Icons of the new creation.
My friend and I visited an Orthodox cathedral in Manhattan today — small, cozy, every surface finished in wood. We had come for the vigil of Pentecost, and the floor of the church was strewn with leaves, scattered for the feast.
The iconostasis towered over us. Behind it, against the apse, was an icon of the Platytera, the Mother of God more spacious than the heavens, and ranged around her stood the patriarchs and prophets to the right, the matriarchs and prophetesses to the left. At the very top, above her, a small semicircle had been opened, and through it a hand reached down in the form of a blessing — as though God were leaning out of his own light to bless the whole of his creation.
There were no pews, as in many Orthodox churches, so the people moved freely, praying, reverencing the icons, lighting their candles.
At some point during the liturgy, two small children — a brother and a sister, neither older than three — were crawling on the floor. They played in the leaves and babbled to each other, and eventually the girl began to cry, on account of her brother, most likely.
And without warning or intent, I began to weep. The tears came up and ran down my face before I had decided anything about them. Something in it seemed right — right in the cosmic sense.
I was surrounded by the icons of the saints, with Christ dwelling in the sanctuary behind the screen, the prophets and patriarchs gathered at the wall, the Queen of Heaven enthroned, and above it all that small aperture through which God looked down on the worship below. The sanctuary was set apart; the assembly moved freely in the nave. And in the middle of it, the children played in the leaves.

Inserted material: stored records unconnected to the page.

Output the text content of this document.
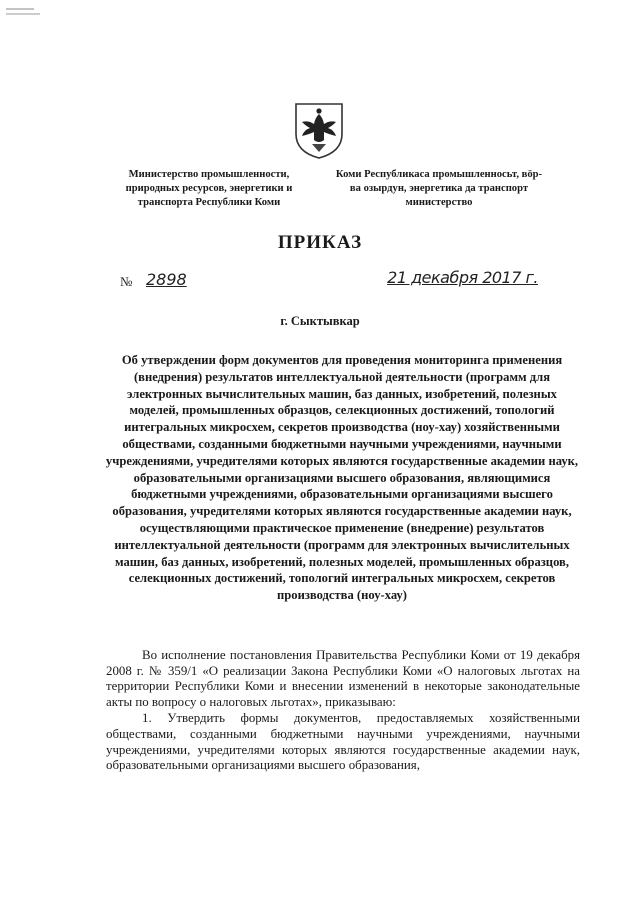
Министерство промышленности, природных ресурсов, энергетики и транспорта Республики Коми
Коми Республикаса промышленносьт, вӧр-ва озырдун, энергетика да транспорт министерство
ПРИКАЗ
№ 2898	21 декабря 2017 г.
г. Сыктывкар
Об утверждении форм документов для проведения мониторинга применения (внедрения) результатов интеллектуальной деятельности (программ для электронных вычислительных машин, баз данных, изобретений, полезных моделей, промышленных образцов, селекционных достижений, топологий интегральных микросхем, секретов производства (ноу-хау) хозяйственными обществами, созданными бюджетными научными учреждениями, научными учреждениями, учредителями которых являются государственные академии наук, образовательными организациями высшего образования, являющимися бюджетными учреждениями, образовательными организациями высшего образования, учредителями которых являются государственные академии наук, осуществляющими практическое применение (внедрение) результатов интеллектуальной деятельности (программ для электронных вычислительных машин, баз данных, изобретений, полезных моделей, промышленных образцов, селекционных достижений, топологий интегральных микросхем, секретов производства (ноу-хау)

Во исполнение постановления Правительства Республики Коми от 19 декабря 2008 г. № 359/1 «О реализации Закона Республики Коми «О налоговых льготах на территории Республики Коми и внесении изменений в некоторые законодательные акты по вопросу о налоговых льготах», приказываю:

1. Утвердить формы документов, предоставляемых хозяйственными обществами, созданными бюджетными научными учреждениями, научными учреждениями, учредителями которых являются государственные академии наук, образовательными организациями высшего образования,
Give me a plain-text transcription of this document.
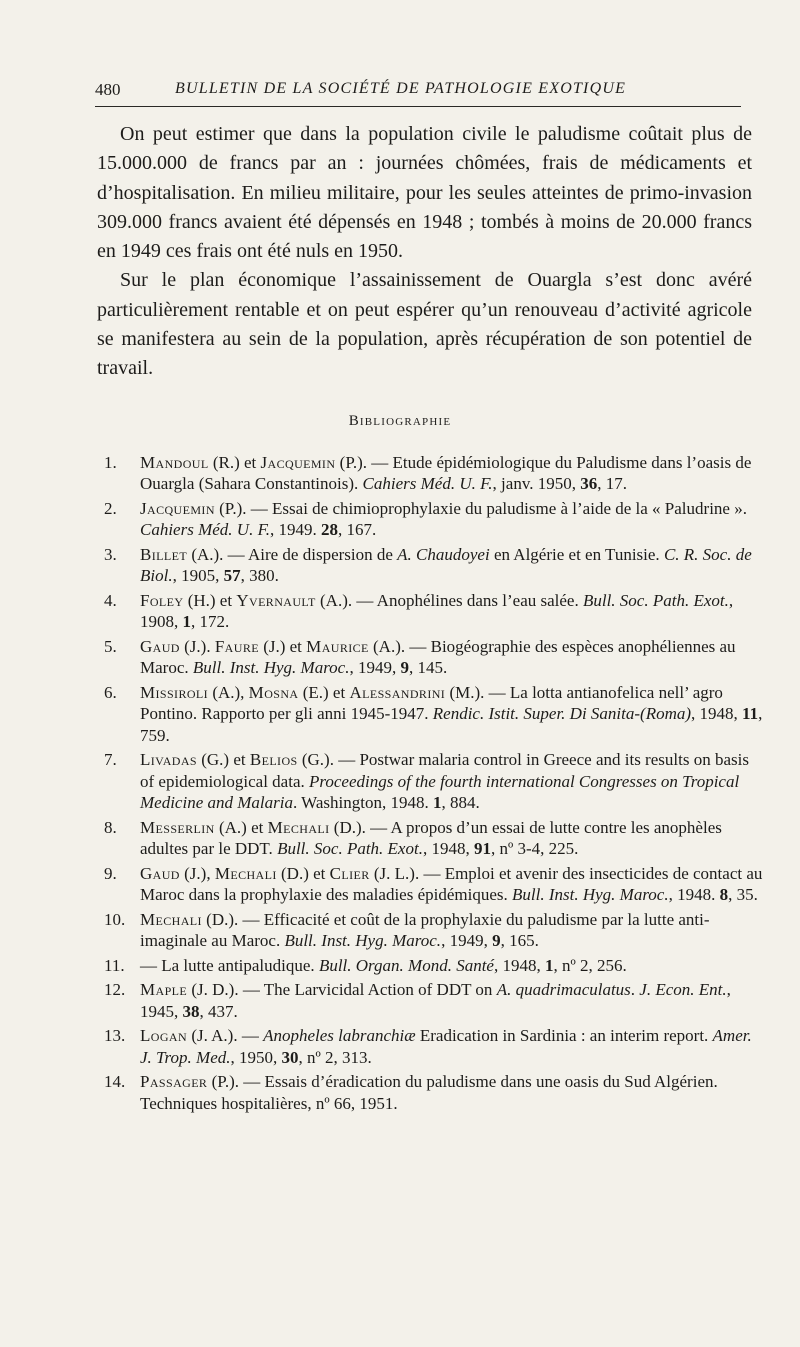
480	BULLETIN DE LA SOCIÉTÉ DE PATHOLOGIE EXOTIQUE

On peut estimer que dans la population civile le paludisme coûtait plus de 15.000.000 de francs par an : journées chômées, frais de médicaments et d’hospitalisation. En milieu militaire, pour les seules atteintes de primo-invasion 309.000 francs avaient été dépensés en 1948 ; tombés à moins de 20.000 francs en 1949 ces frais ont été nuls en 1950.

Sur le plan économique l’assainissement de Ouargla s’est donc avéré particulièrement rentable et on peut espérer qu’un renouveau d’activité agricole se manifestera au sein de la population, après récupération de son potentiel de travail.

Bibliographie
1.	Mandoul (R.) et Jacquemin (P.). — Etude épidémiologique du Paludisme dans l’oasis de Ouargla (Sahara Constantinois). Cahiers Méd. U. F., janv. 1950, 36, 17.
2.	Jacquemin (P.). — Essai de chimioprophylaxie du paludisme à l’aide de la « Paludrine ». Cahiers Méd. U. F., 1949. 28, 167.
3.	Billet (A.). — Aire de dispersion de A. Chaudoyei en Algérie et en Tunisie. C. R. Soc. de Biol., 1905, 57, 380.
4.	Foley (H.) et Yvernault (A.). — Anophélines dans l’eau salée. Bull. Soc. Path. Exot., 1908, 1, 172.
5.	Gaud (J.). Faure (J.) et Maurice (A.). — Biogéographie des espèces anophéliennes au Maroc. Bull. Inst. Hyg. Maroc., 1949, 9, 145.
6.	Missiroli (A.), Mosna (E.) et Alessandrini (M.). — La lotta antianofelica nell’ agro Pontino. Rapporto per gli anni 1945-1947. Rendic. Istit. Super. Di Sanita-(Roma), 1948, 11, 759.
7.	Livadas (G.) et Belios (G.). — Postwar malaria control in Greece and its results on basis of epidemiological data. Proceedings of the fourth international Congresses on Tropical Medicine and Malaria. Washington, 1948. 1, 884.
8.	Messerlin (A.) et Mechali (D.). — A propos d’un essai de lutte contre les anophèles adultes par le DDT. Bull. Soc. Path. Exot., 1948, 91, nº 3-4, 225.
9.	Gaud (J.), Mechali (D.) et Clier (J. L.). — Emploi et avenir des insecticides de contact au Maroc dans la prophylaxie des maladies épidémiques. Bull. Inst. Hyg. Maroc., 1948. 8, 35.
10. Mechali (D.). — Efficacité et coût de la prophylaxie du paludisme par la lutte anti-imaginale au Maroc. Bull. Inst. Hyg. Maroc., 1949, 9, 165.
11. — La lutte antipaludique. Bull. Organ. Mond. Santé, 1948, 1, nº 2, 256.
12. Maple (J. D.). — The Larvicidal Action of DDT on A. quadrimaculatus. J. Econ. Ent., 1945, 38, 437.
13. Logan (J. A.). — Anopheles labranchiæ Eradication in Sardinia : an interim report. Amer. J. Trop. Med., 1950, 30, nº 2, 313.
14. Passager (P.). — Essais d’éradication du paludisme dans une oasis du Sud Algérien. Techniques hospitalières, nº 66, 1951.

I imagined that God saw all of it and delighted in it, with a joy no human language can hold. His creation was doing what it was made to do. The men and women were being human at full intensity — worshipping, praying their needs and hopes and fears. The children were being human as children are meant to be: innocent, playful, making their small noise even through the chanting of the psalms. They played in the leaves. Just as the first man and woman did.
And I choked the tears back, and kept myself from weeping.
The whole of the cosmos was held in that icon that was the church and its liturgy. Everything was right.